Only weeks ago, Israeli leaders were talking of working out some kind of power sharing agreement regarding the holy sites in Jerusalem, only weeks ago, we were considering sharing control (some in the government even talked of handing over control) of Judaism's holiest site, the Temple Mount in Jerusalem, a site on which the Muslims later built a mosque and claim as holy to them too. Under Israeli rule of course this site has been open to Muslims to pray there, on the contrary, it is Jews who are not allowed to pray there so as not to provoke the Muslims, yet it was on the agenda to hand this site over to international control, or share it with the Palestinians. Israel was prepared to go that far, but instead we have received only destruction and violence.

In general the mood here is that we all feel badly shaken and shocked. All Israeli Jews, whatever there personal views on the Oslo peace process or politics, all Israeli Jews want peace. We hoped that somehow this peace process would bring real peace. Even those opposed to the Oslo agreements, hoped that somehow Israel would be able to muddle through with some kind of peaceful co-existance with the Palestinian Authority. Contrary to the black and white analysis of much of the media, Israel is not divided between 'pro-peace' and 'anti-peace', but rather between those who believe that the Oslo process was the only way to bring peace, and those who oppose the Oslo process because they believe that it will not bring peace, and sadly judging by current events this seems to be the case.
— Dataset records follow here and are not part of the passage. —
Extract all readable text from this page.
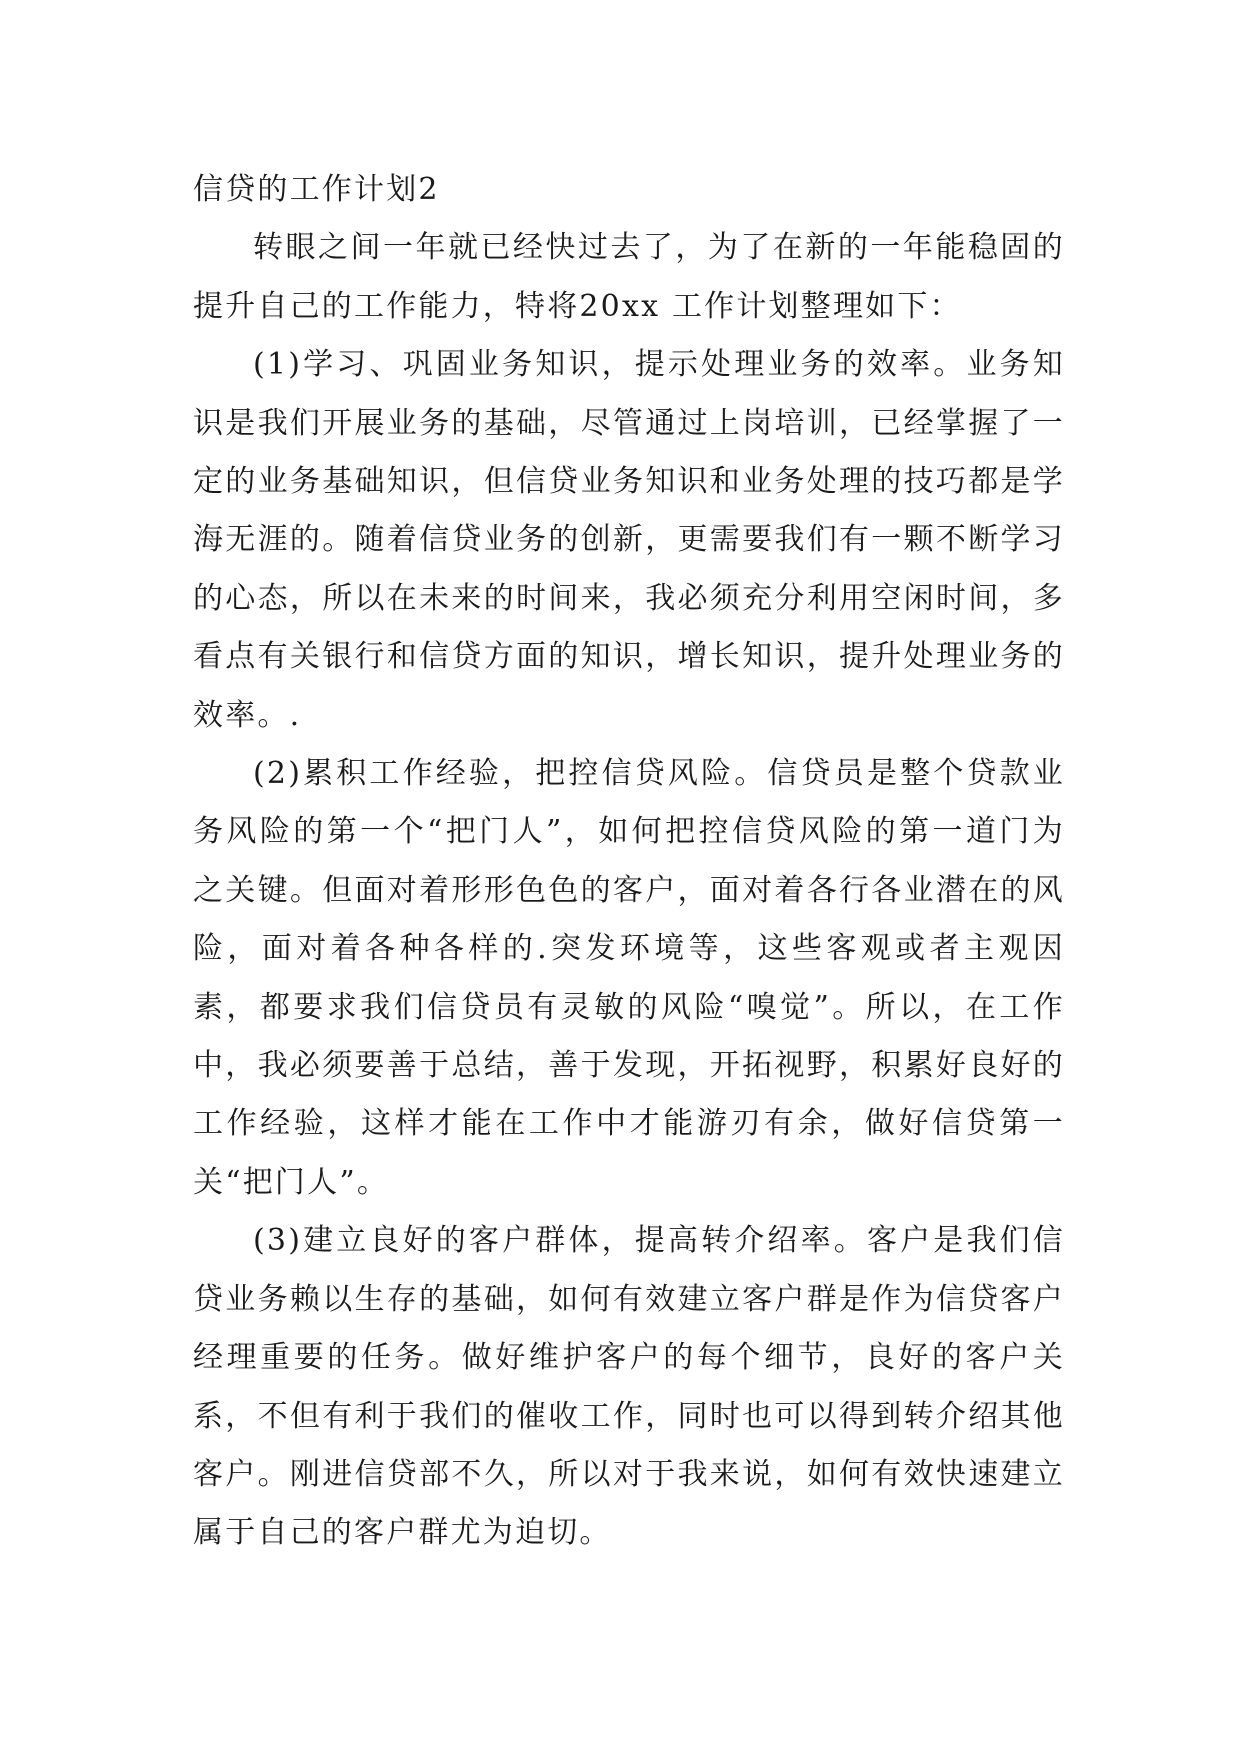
信贷的工作计划2

转眼之间一年就已经快过去了，为了在新的一年能稳固的提升自己的工作能力，特将20xx 工作计划整理如下：

(1)学习、巩固业务知识，提示处理业务的效率。业务知识是我们开展业务的基础，尽管通过上岗培训，已经掌握了一定的业务基础知识，但信贷业务知识和业务处理的技巧都是学海无涯的。随着信贷业务的创新，更需要我们有一颗不断学习的心态，所以在未来的时间来，我必须充分利用空闲时间，多看点有关银行和信贷方面的知识，增长知识，提升处理业务的效率。.

(2)累积工作经验，把控信贷风险。信贷员是整个贷款业务风险的第一个“把门人”，如何把控信贷风险的第一道门为之关键。但面对着形形色色的客户，面对着各行各业潜在的风险，面对着各种各样的.突发环境等，这些客观或者主观因素，都要求我们信贷员有灵敏的风险“嗅觉”。所以，在工作中，我必须要善于总结，善于发现，开拓视野，积累好良好的工作经验，这样才能在工作中才能游刃有余，做好信贷第一关“把门人”。

(3)建立良好的客户群体，提高转介绍率。客户是我们信贷业务赖以生存的基础，如何有效建立客户群是作为信贷客户经理重要的任务。做好维护客户的每个细节，良好的客户关系，不但有利于我们的催收工作，同时也可以得到转介绍其他客户。刚进信贷部不久，所以对于我来说，如何有效快速建立属于自己的客户群尤为迫切。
Israelis are heartbroken and shocked by the violence, the hatred and the bloodshed. We hoped and prayed for peace with all our Arab neighbours, but now we are witness to the same, or even intensified hatred, as though all these years of negotiations and compromise mean nothing to them. They are trampling on the peace accords and on the agreements Israel has reached with them, and in exchange for all the precious things that we have given up in the name of peace (and which many Israelis were prepared to give up in the months to come) we are receiving only hatred, bullets and bombs.
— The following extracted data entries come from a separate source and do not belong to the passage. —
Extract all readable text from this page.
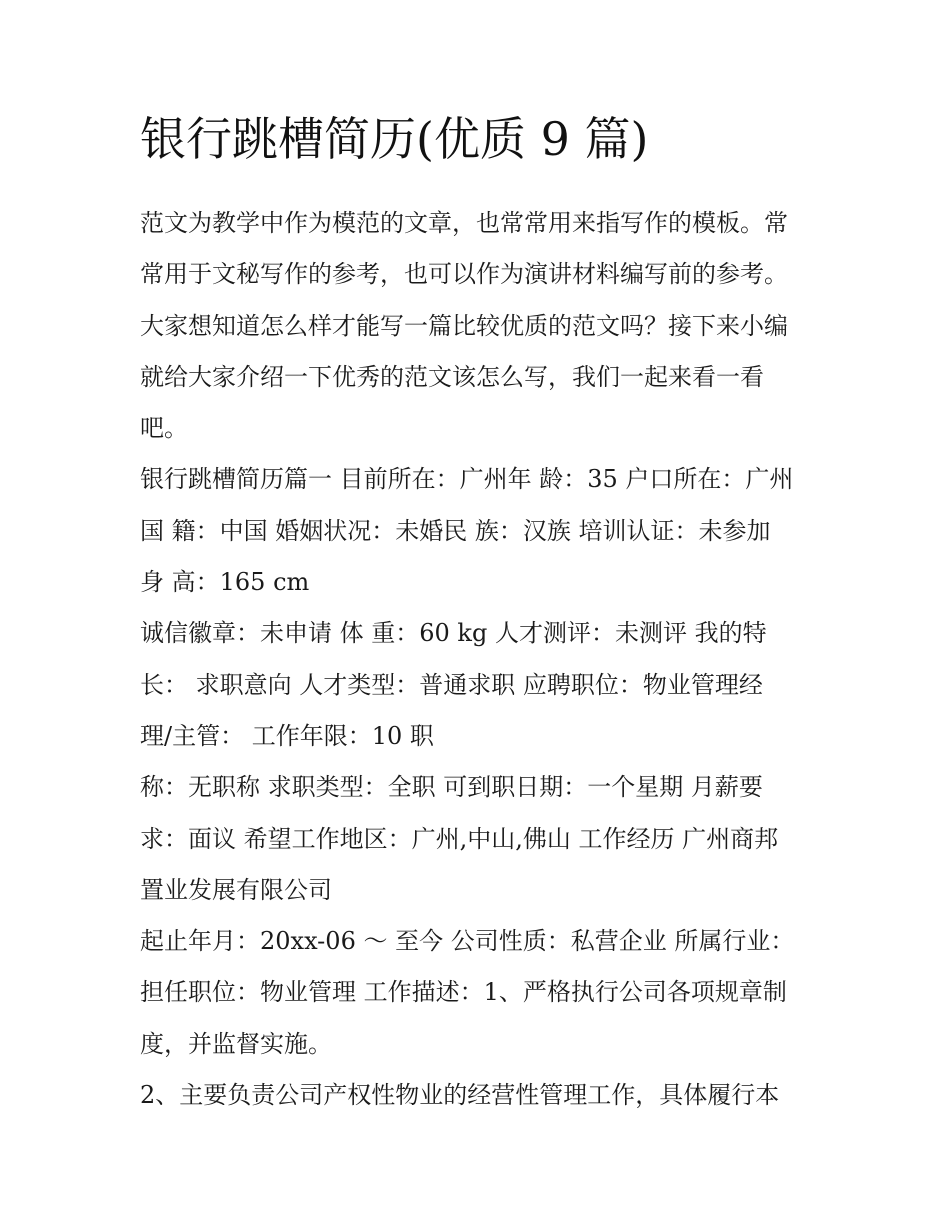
银行跳槽简历(优质 9 篇)
范文为教学中作为模范的文章，也常常用来指写作的模板。常
常用于文秘写作的参考，也可以作为演讲材料编写前的参考。
大家想知道怎么样才能写一篇比较优质的范文吗？接下来小编
就给大家介绍一下优秀的范文该怎么写，我们一起来看一看
吧。
银行跳槽简历篇一 目前所在：广州年 龄：35 户口所在：广州
国 籍：中国 婚姻状况：未婚民 族：汉族 培训认证：未参加
身 高：165 cm
诚信徽章：未申请 体 重：60 kg 人才测评：未测评 我的特
长： 求职意向 人才类型：普通求职 应聘职位：物业管理经
理/主管： 工作年限：10 职
称：无职称 求职类型：全职 可到职日期：一个星期 月薪要
求：面议 希望工作地区：广州,中山,佛山 工作经历 广州商邦
置业发展有限公司
起止年月：20xx-06 ～ 至今 公司性质：私营企业 所属行业：
担任职位：物业管理 工作描述：1、严格执行公司各项规章制
度，并监督实施。
2、主要负责公司产权性物业的经营性管理工作，具体履行本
I'm sorry for this long ramble, I've been thinking of writing something for several days now but I had such a mass of things in my heart and mind that I wanted to say that in the end nothing could come out. I think that like many Israelis I am still in shock over what is happening, I am still in shock at seeing the destruction of out hopes for peace, at seeing the destruction of Joseph's Tomb, at all the terrible things that have happened this week and are happening right now.

As for Yom Kippur, we pray that the situation will calm down but fear that it will not. While there is usually no radio or TV on Yom Kippur in Israel due to the situation Israel Radio will be leaving several frequencies open, which people can leave their radio's tuned too and in the event that it is nessary broadcasts and updates will be available. The Rabbis of Modi'in have said that it is permissible for people to leave their radios on and tuned to these frequences in case has veshalom there is an emergency. The Rabbis of Modi'in have also asked that those who have weapons permits come to shul armed to ensure the safety of the kehilla in case has veshalom someone tries to infiltrate the area.

There are many more events and thoughts that I'd like to write about, but for now I think that I'll have to stop as it's late and my mind is wandering and I need to try and sleep.

All the best to you.

Fast well and may you all be inscribed for a happy, healthy, blessed and successful year.